Patient Advocates Need to Oppose Anti-Patient Policies
Being a patient advocate is an uphill battle, and those of us in this community are often fighting because of personal struggles or loss. Advocating for patients with rare diseases is even harder. There are fewer of us to make noise and certainly no pink wristband-clad football players helping to raise awareness, which is crucial to developing cures and expanding access to treatments.
Thirty million Americans suffer from a rare disease – one in ten of our friends, co-workers and family members. I know this all too well because my husband is one of them. In July 2010, my husband was diagnosed with Mast Cell Activation Disease, a rare disorder caused by too many mast cells in the immune system. My children were diagnosed soon after. The symptoms are many, painful and devastating.
No cure exists, but major developments over the course of the last two decades have allowed patients to live with the disease. This has proven most effective when children receive treatments soon after diagnosis. With a disease so rare, treatments are horrifically expensive. Some of this is covered by insurance, but as insurers and others in the health care industry increasingly seek to avoid paying for costly treatments, patients and their families are left to foot the bill.
Anyone who’s ever dealt with an insurance company knows how complicated recouping the costs of treatment can be, from the most basic checkups to lengthy hospital stays. Prescription drug coverage, though, might take the cake. It seems like every time I try and fill a prescription for my husband or kids, the forms get longer and the process trickier. And that’s after the prescription is approved! Insurance companies seem to be working harder and harder to keep their own costs down by shirking their responsibility to pay for drug coverage, even as my family’s premiums are more expensive than ever.
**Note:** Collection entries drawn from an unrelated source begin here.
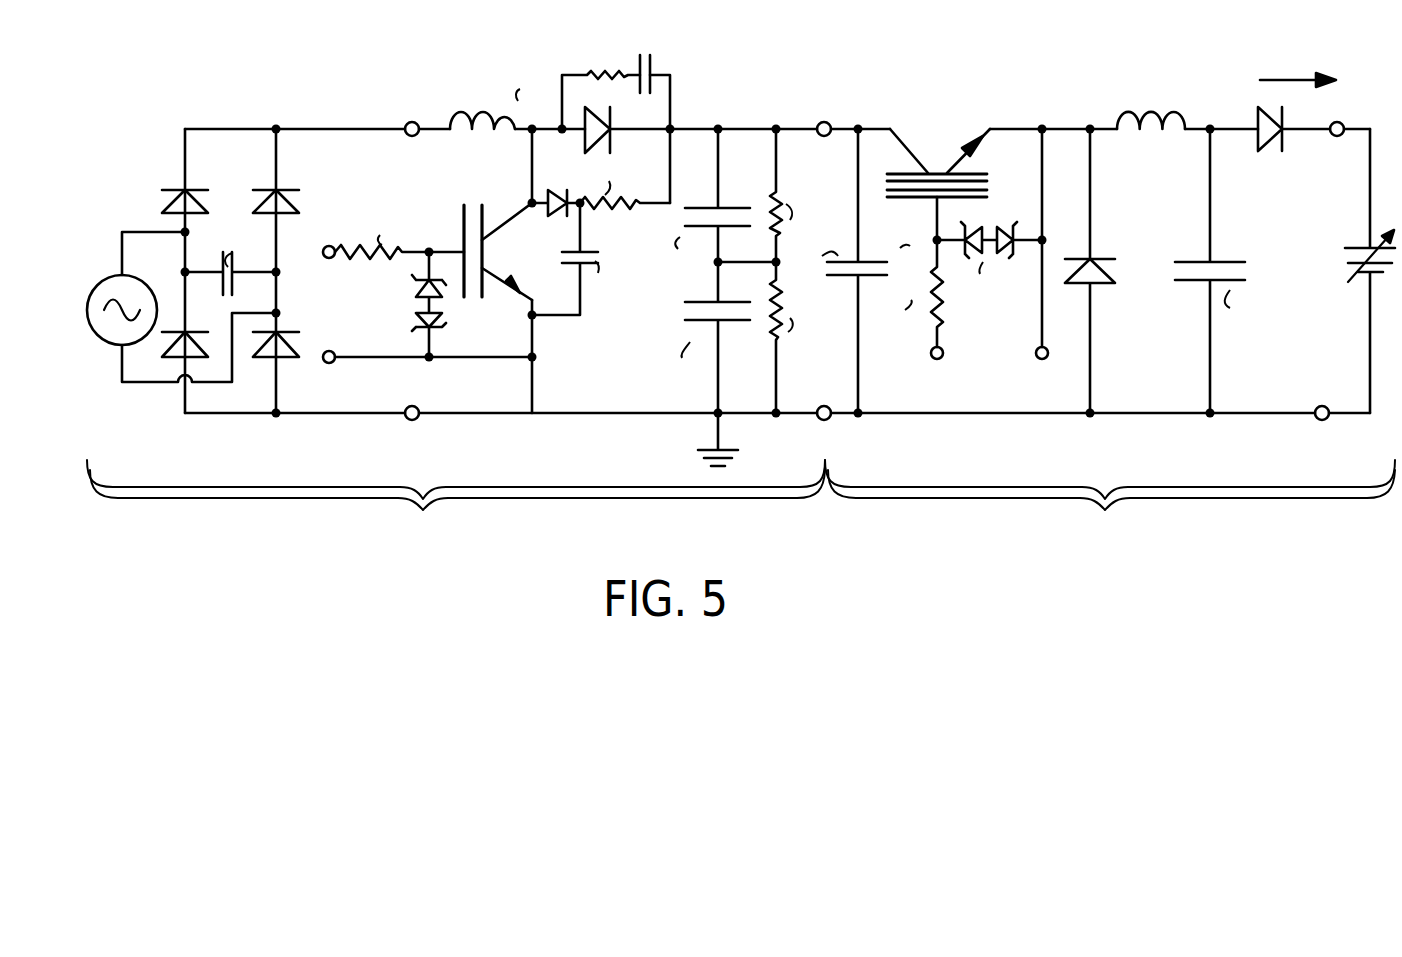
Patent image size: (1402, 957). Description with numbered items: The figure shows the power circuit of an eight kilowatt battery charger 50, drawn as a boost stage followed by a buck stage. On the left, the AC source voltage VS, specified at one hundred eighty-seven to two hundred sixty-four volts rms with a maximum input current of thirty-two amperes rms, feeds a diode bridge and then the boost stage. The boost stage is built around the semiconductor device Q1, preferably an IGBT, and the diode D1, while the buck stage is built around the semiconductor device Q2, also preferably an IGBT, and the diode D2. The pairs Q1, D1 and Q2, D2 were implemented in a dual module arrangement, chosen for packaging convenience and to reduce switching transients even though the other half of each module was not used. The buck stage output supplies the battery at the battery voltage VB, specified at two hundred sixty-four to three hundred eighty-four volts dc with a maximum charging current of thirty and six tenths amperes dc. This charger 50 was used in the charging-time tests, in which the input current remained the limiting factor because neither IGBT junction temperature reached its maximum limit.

The battery charger 50 is at (203, 98).
The semiconductor device Q1 is at (498, 251).
The semiconductor device Q2 is at (938, 172).
The diode D1 is at (658, 86).
The diode D2 is at (1097, 271).
The source voltage VS is at (106, 276).
The battery voltage VB is at (1306, 259).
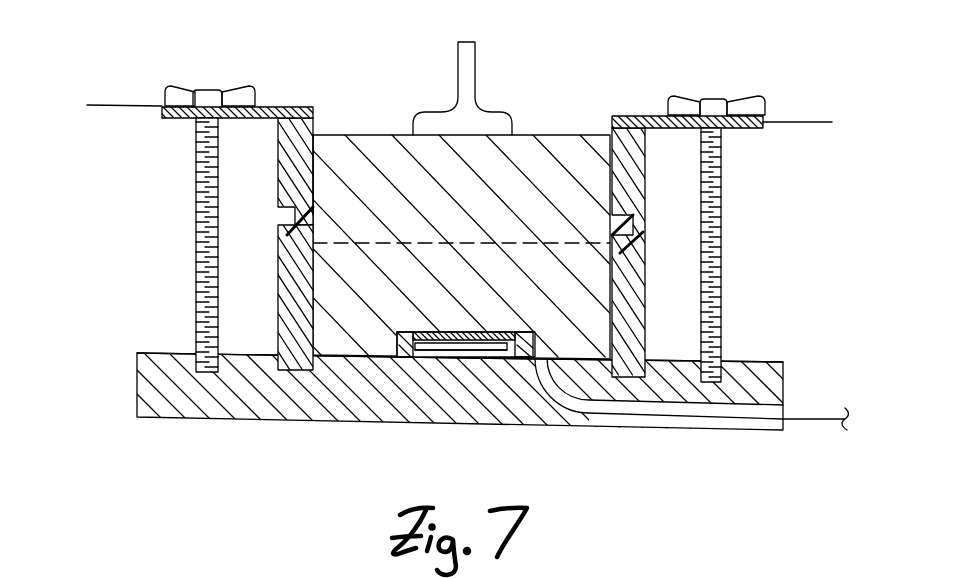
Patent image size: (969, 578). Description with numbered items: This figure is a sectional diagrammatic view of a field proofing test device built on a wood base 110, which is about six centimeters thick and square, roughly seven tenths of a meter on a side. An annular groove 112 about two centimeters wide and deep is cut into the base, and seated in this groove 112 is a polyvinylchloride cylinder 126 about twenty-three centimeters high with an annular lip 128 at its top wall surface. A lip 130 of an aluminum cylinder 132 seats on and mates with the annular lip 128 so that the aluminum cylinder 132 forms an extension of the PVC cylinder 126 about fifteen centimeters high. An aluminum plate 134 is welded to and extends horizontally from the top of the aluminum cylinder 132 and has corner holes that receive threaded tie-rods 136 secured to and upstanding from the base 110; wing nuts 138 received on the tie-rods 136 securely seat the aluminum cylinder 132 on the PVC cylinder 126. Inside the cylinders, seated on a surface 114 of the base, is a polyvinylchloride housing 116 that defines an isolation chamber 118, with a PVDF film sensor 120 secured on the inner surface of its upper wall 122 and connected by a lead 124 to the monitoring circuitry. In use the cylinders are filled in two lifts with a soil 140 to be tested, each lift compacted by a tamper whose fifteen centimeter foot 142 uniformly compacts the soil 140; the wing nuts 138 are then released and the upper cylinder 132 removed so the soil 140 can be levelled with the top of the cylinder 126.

Prior authorization may be one of the most frustrating policies we’ve dealt with. It’s a requirement that “your physician obtain approval from your health insurance plan to prescribe a specific medication for you,” according to one article from Consumer Affairs, and is a “technique for minimizing costs.” It’s also enough to pull your hair out because, as the article notes, “Without this PA, your insurance plan may not pay for your medication. Even then, the insurance company – not the doctor – has the final say in the matter. And they can turn you down.”
Insurance companies and pharmacy benefits managers (PBMs), which negotiate prices and set drug coverage plans for tens of millions of Americans, are requiring prior authorizations more and more. To justify this, they’re increasingly turning to reports from a Boston-based group called the Institute for Clinical and Economic Review (ICER). These reports analyze the cost of new drugs. Really, though, they provide public cover for insurance companies to require prior authorizations or implement other restrictive policies for accessing expensive treatments.
In May, ICER claimed that new drugs for a rare blood cancer, called multiple myeloma, are too expensive. The drugs are designed for patients who have not responded to previous treatments, but insurers can now claim that ICER’s report justifies reducing patient coverage. That’s how insurers and PBMs have reacted to past reports.
ICER’s review system should raise alarm bells among the patient community. It uses a metric common in the United Kingdom called Quality-Adjusted Life Years (QALYs), which often results in drug rationing. Jennifer Hinkel, a cancer survivor and health economist, described QALYs in a column titled “Having Cancer Doesn’t Make Me Worth Less” this way: “In the most basic terms: if you get sick, you become a fraction, and your time no longer has the same value as a fully healthy person’s time.”
Advocates for patients should join her in calling for insurance companies, PBMs and others to publicly reject ICERs reports. We need more innovation and awareness to find new treatments and cures. We don’t need excuses.